When Anagram Technologies SA needs to hire engineers to meet the expanding demand for its audio processors, it doesn't have to go to the Swiss Federal Institute of Technology in Lausanne.

Instead, it taps engineering graduates from a tiny microelectronics institute in Yverdon.

Part of the Engineers School for the State of the Vaud, the Micro-Electronics and Systems Institute (MIS), is making a name for itself in the highly specialised world of digital signal processing for computer chips.

Anagram Technologies, located in Préverenges near Lausanne, is one of the few companies in the world to make chips able to handle multiple digital audio formats, of which there is a ballooning number, including MP3, WAV, and DVD Audio.

It licenses its designs to Analog Devices, the number four vendor of analog chips worldwide, as well as major East Asian chipmakers.

R&D

Besides supplying highly qualified engineers to Switzerland’s emerging chip companies, MIS also provides R&D for industrial partners.

For example, it recently helped Virtual Switches SA of Yverdon, a start-up company, re-orient its product line. It only had one product, an optical switch whose market was in decline.
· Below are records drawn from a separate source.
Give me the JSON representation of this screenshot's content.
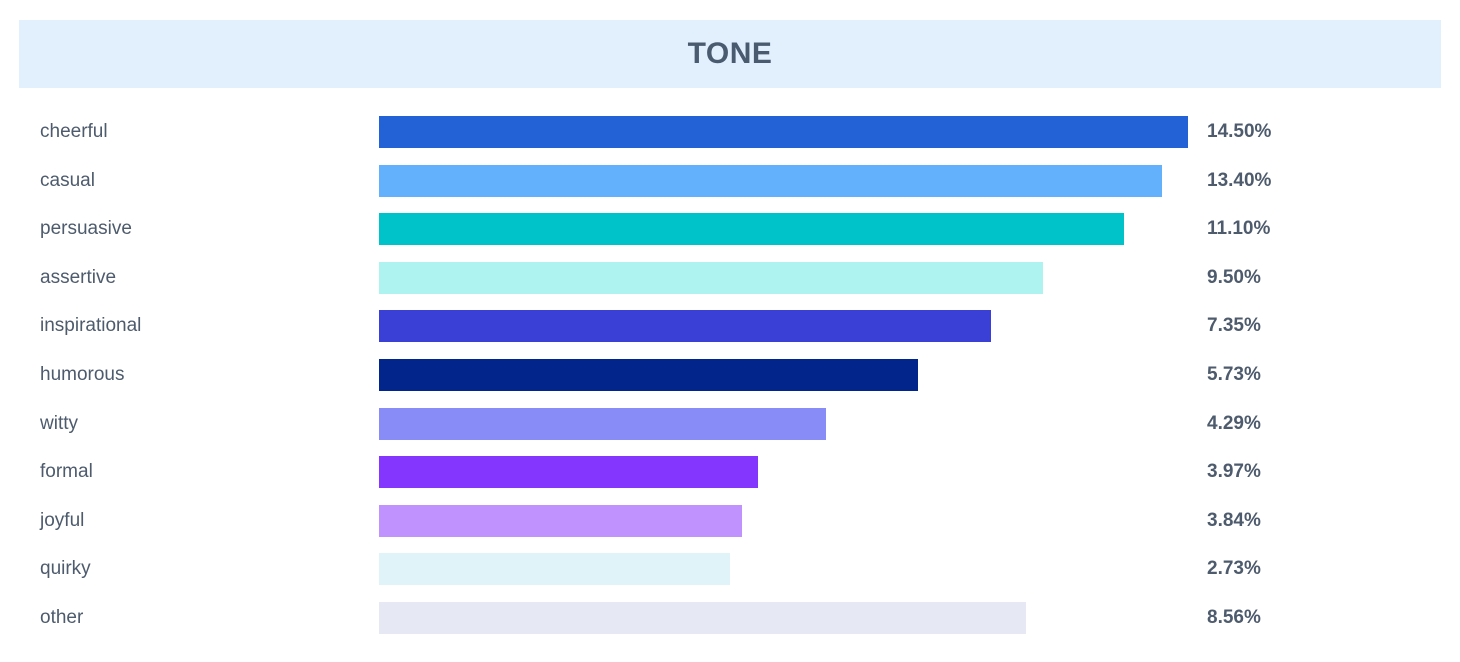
{
  "chart_data": {
    "type": "bar",
    "orientation": "horizontal",
    "title": "TONE",
    "categories": [
      "cheerful",
      "casual",
      "persuasive",
      "assertive",
      "inspirational",
      "humorous",
      "witty",
      "formal",
      "joyful",
      "quirky",
      "other"
    ],
    "values": [
      14.5,
      13.4,
      11.1,
      9.5,
      7.35,
      5.73,
      4.29,
      3.97,
      3.84,
      2.73,
      8.56
    ],
    "value_labels": [
      "14.50%",
      "13.40%",
      "11.10%",
      "9.50%",
      "7.35%",
      "5.73%",
      "4.29%",
      "3.97%",
      "3.84%",
      "2.73%",
      "8.56%"
    ],
    "bar_extents": [
      14.5,
      14.03,
      13.35,
      11.91,
      10.97,
      9.66,
      8.02,
      6.79,
      6.5,
      6.29,
      11.6
    ],
    "colors": [
      "#2362d6",
      "#63b0fd",
      "#00c3c9",
      "#aef3ef",
      "#3a3fd6",
      "#01258a",
      "#878cf7",
      "#8435fe",
      "#c092fe",
      "#dff3f8",
      "#e6e9f4"
    ],
    "xlabel": "",
    "ylabel": "",
    "legend": false,
    "grid": false
  }
}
Now it is growing rapidly, selling powerful sensors used in the automotive and transport industry. It is expanding into Europe on the back of this new product line and its management believes the company could grow from five to fifty employees over the next four to six years.

MIS also gave its support to Solvix SA, a company that makes unique power supplies used in high-tech manufacturing equipment, such as semiconductor processing and optical disc manufacturing, through its SHARC users group, an industry and research forum that centres on the exploitation of silicon chips from Analog Devices.

Solvix also works closely with the Federal Institutes of Technology in Zurich and Lausanne, and the Fribourg University of Applied Science (HES in Fribourg).

EU projects

Despite Switzerland not being in the European Union, the MIS is still able to participate in EU-funded projects thanks to the bilateral research agreements between Switzerland and the EU.

Other activities include the creation of a new industry innovation forum, called Mecatronalps, promoting what experts say will be the next generation of automotive and biomedical equipment, based on the fusion of mechanics, electronics, and software.

MIS, located in Y-Parc, the science park in Yverdon, has about 40 students and employs some 22 researchers and teachers. It recently created a spin-off company, Y-Lynx SA.